Ephraim Kishon ist, neben seiner schriftstellerischen Tätigkeit, in Deutschland oft auch
als politischer Kopf einerseits, und als inoffizieller Pressesprecher seiner
Heimat Israel andererseits, in Erscheinung getreten. Oft waren dabei seine
Ansichten gerade in Bezug auf Israel dem israel-kritischen deutschen Mainstream
nicht genehm. Manchmal lösten seine kontroversen Thesen sogar regelrechte Debatten in Deutschland
aus.
Hier seien zwei solche Fälle dokumentiert:
Zur Verdeutlichung und Einordnung von Kishons politischen Ansichten mögen folgende Ausschnitte aus seiner Autobiographie dienen. - Quelle:
Nichts zu lachen. Die Erinnerungen, München/Berlin 1993.

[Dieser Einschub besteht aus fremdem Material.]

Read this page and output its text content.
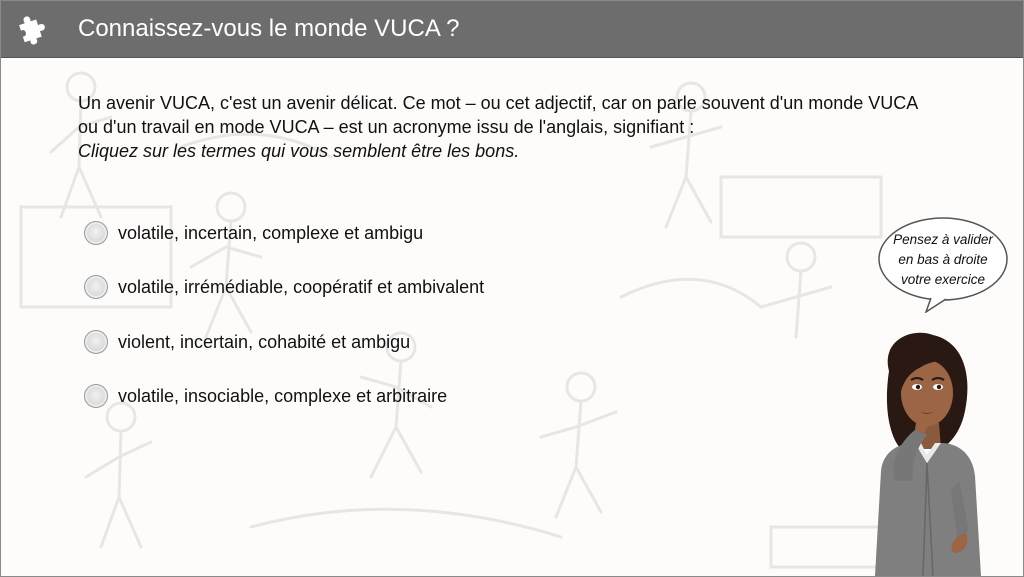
Connaissez-vous le monde VUCA ?
Un avenir VUCA, c'est un avenir délicat. Ce mot – ou cet adjectif, car on parle souvent d'un monde VUCA ou d'un travail en mode VUCA – est un acronyme issu de l'anglais, signifiant :
Cliquez sur les termes qui vous semblent être les bons.
volatile, incertain, complexe et ambigu
volatile, irrémédiable, coopératif et ambivalent
violent, incertain, cohabité et ambigu
volatile, insociable, complexe et arbitraire
Pensez à valider
en bas à droite
votre exercice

Die hervorgehobenen Passagen sind Fragen des israelischen Journalisten Jaron London, der an der Entstehung des Buches beteiligt war
Erst viel später erfuhr (...) [ich], dass der politischen und geistigen Führung der Freien Welt die Völkermord- Verschwörung bereits seit
1942 in allen Einzelheiten bekannt war. Dem Papst, der Bescheid wusste und nichts sagte, Roosevelt und Churchill, die sich hartnäckig weigerten,
die Gleise nach Auschwitz zu bombardieren. (...) sie aber krümmten keinen Finger, nicht für mich, nicht für meine Familie, nicht für mein Volk.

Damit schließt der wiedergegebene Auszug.